Re: [RFC PATCH] mm, oom: disable dump_tasks by default

From: Tetsuo Handa
Date: Thu Sep 05 2019 - 09:40:14 EST


On 2019/09/05 5:04, David Rientjes wrote:
> On Wed, 4 Sep 2019, Michal Hocko wrote:
>
>>>> It's primary purpose is
>>>> to help analyse oom victim selection decision.
>>>
>>> I disagree, for I use the process list for understanding what / how many
>>> processes are consuming what kind of memory (without crashing the system)
>>> for anomaly detection purpose. Although we can't dump memory consumed by
>>> e.g. file descriptors, disabling dump_tasks() loose that clue, and is
>>> problematic for me.
>>
>> Does anything really prevent you from enabling this by sysctl though? Or
>> do you claim that this is a general usage pattern and therefore the
>> default change is not acceptable or do you want a changelog to be
>> updated?
>>
>
> I think the motivation is that users don't want to need to reproduce an
> oom kill to figure out why: they want to be able to figure out which
> process had higher than normal memory usage.

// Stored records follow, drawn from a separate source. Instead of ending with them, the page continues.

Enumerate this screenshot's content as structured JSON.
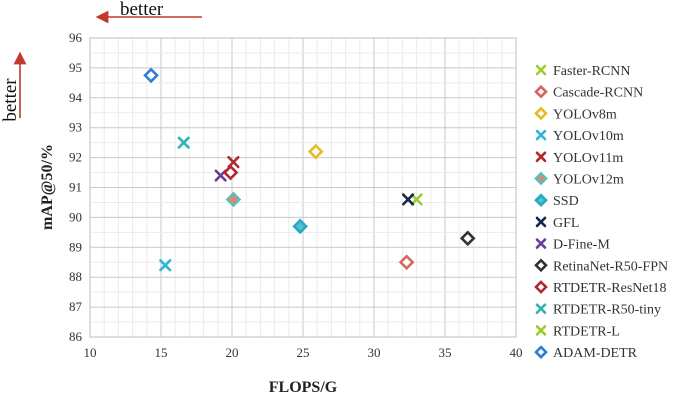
{
  "chart_data": {
    "type": "scatter",
    "title": "",
    "xlabel": "FLOPS/G",
    "ylabel": "mAP@50/%",
    "xlim": [
      10,
      40
    ],
    "ylim": [
      86,
      96
    ],
    "xticks": [
      10,
      15,
      20,
      25,
      30,
      35,
      40
    ],
    "yticks": [
      86,
      87,
      88,
      89,
      90,
      91,
      92,
      93,
      94,
      95,
      96
    ],
    "grid": true,
    "legend_position": "right",
    "annotations": {
      "x_better": "better",
      "y_better": "better"
    },
    "series": [
      {
        "name": "Faster-RCNN",
        "marker": "x",
        "color": "#9acd32",
        "x": [
          33.0
        ],
        "y": [
          90.6
        ]
      },
      {
        "name": "Cascade-RCNN",
        "marker": "diamond",
        "color": "#d9655f",
        "x": [
          32.3
        ],
        "y": [
          88.5
        ]
      },
      {
        "name": "YOLOv8m",
        "marker": "diamond",
        "color": "#e8b923",
        "x": [
          25.9
        ],
        "y": [
          92.2
        ]
      },
      {
        "name": "YOLOv10m",
        "marker": "x",
        "color": "#2fb4d8",
        "x": [
          15.3
        ],
        "y": [
          88.4
        ]
      },
      {
        "name": "YOLOv11m",
        "marker": "x",
        "color": "#b0282e",
        "x": [
          20.1
        ],
        "y": [
          91.85
        ]
      },
      {
        "name": "YOLOv12m",
        "marker": "diamond-filled",
        "color": "#5bbfb5",
        "fill": "#f07f72",
        "x": [
          20.1
        ],
        "y": [
          90.6
        ]
      },
      {
        "name": "SSD",
        "marker": "diamond-filled",
        "color": "#2aa8c2",
        "fill": "#4fc3d6",
        "x": [
          24.8
        ],
        "y": [
          89.7
        ]
      },
      {
        "name": "GFL",
        "marker": "x",
        "color": "#1a2550",
        "x": [
          32.4
        ],
        "y": [
          90.6
        ]
      },
      {
        "name": "D-Fine-M",
        "marker": "x",
        "color": "#6a3d9a",
        "x": [
          19.2
        ],
        "y": [
          91.4
        ]
      },
      {
        "name": "RetinaNet-R50-FPN",
        "marker": "diamond",
        "color": "#333333",
        "x": [
          36.6
        ],
        "y": [
          89.3
        ]
      },
      {
        "name": "RTDETR-ResNet18",
        "marker": "diamond",
        "color": "#b0282e",
        "x": [
          19.9
        ],
        "y": [
          91.5
        ]
      },
      {
        "name": "RTDETR-R50-tiny",
        "marker": "x",
        "color": "#2fb4b4",
        "x": [
          16.6
        ],
        "y": [
          92.5
        ]
      },
      {
        "name": "RTDETR-L",
        "marker": "x",
        "color": "#9acd32",
        "x": [],
        "y": []
      },
      {
        "name": "ADAM-DETR",
        "marker": "diamond",
        "color": "#2a7fd4",
        "x": [
          14.3
        ],
        "y": [
          94.75
        ]
      }
    ]
  }
}
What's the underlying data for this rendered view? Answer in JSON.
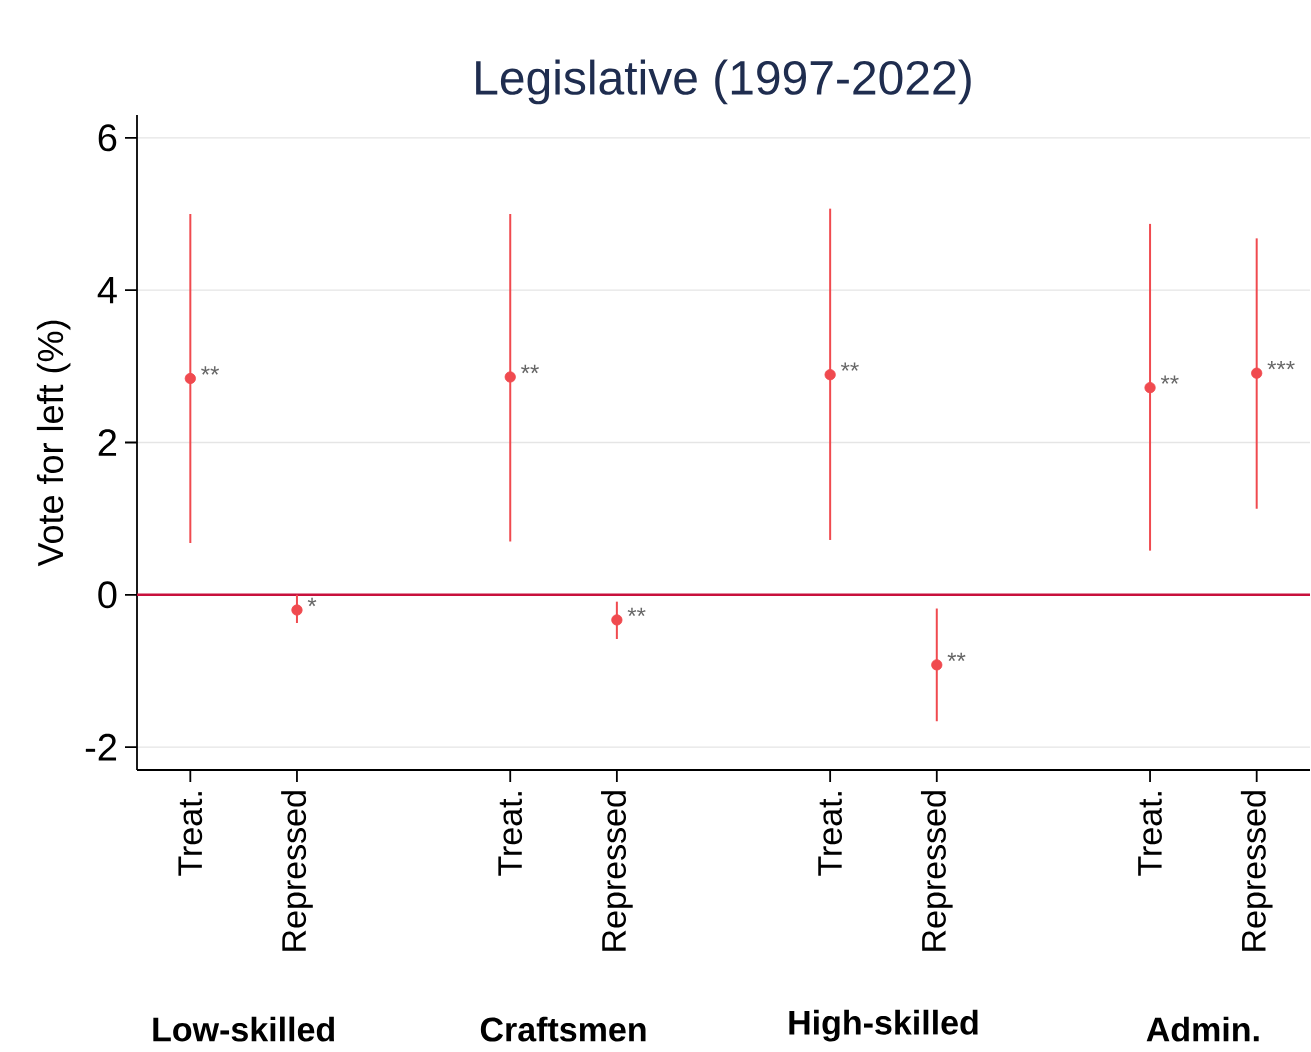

Right. Users can't reproduce an OOM kill to figure out why. Those who do
failure analysis for users (e.g. technical staff at support center) need to
figure out system's state when an OOM kill happened. And installing dynamic
hooks like SystemTap / eBPF is hardly acceptable for users.

What I don't like is that Michal refuses to solve OOM stalling problem,
does not try to understand how difficult to avoid problems caused by
thoughtless printk(), and instead recommending to disable oom_dump_tasks.

There is nothing that prevents users from enabling oom_dump_tasks by sysctl.
But that requires a solution for OOM stalling problem. Since I know how
difficult to avoid problems caused by printk() flooding, I insist that
we need "mm,oom: Defer dump_tasks() output." patch.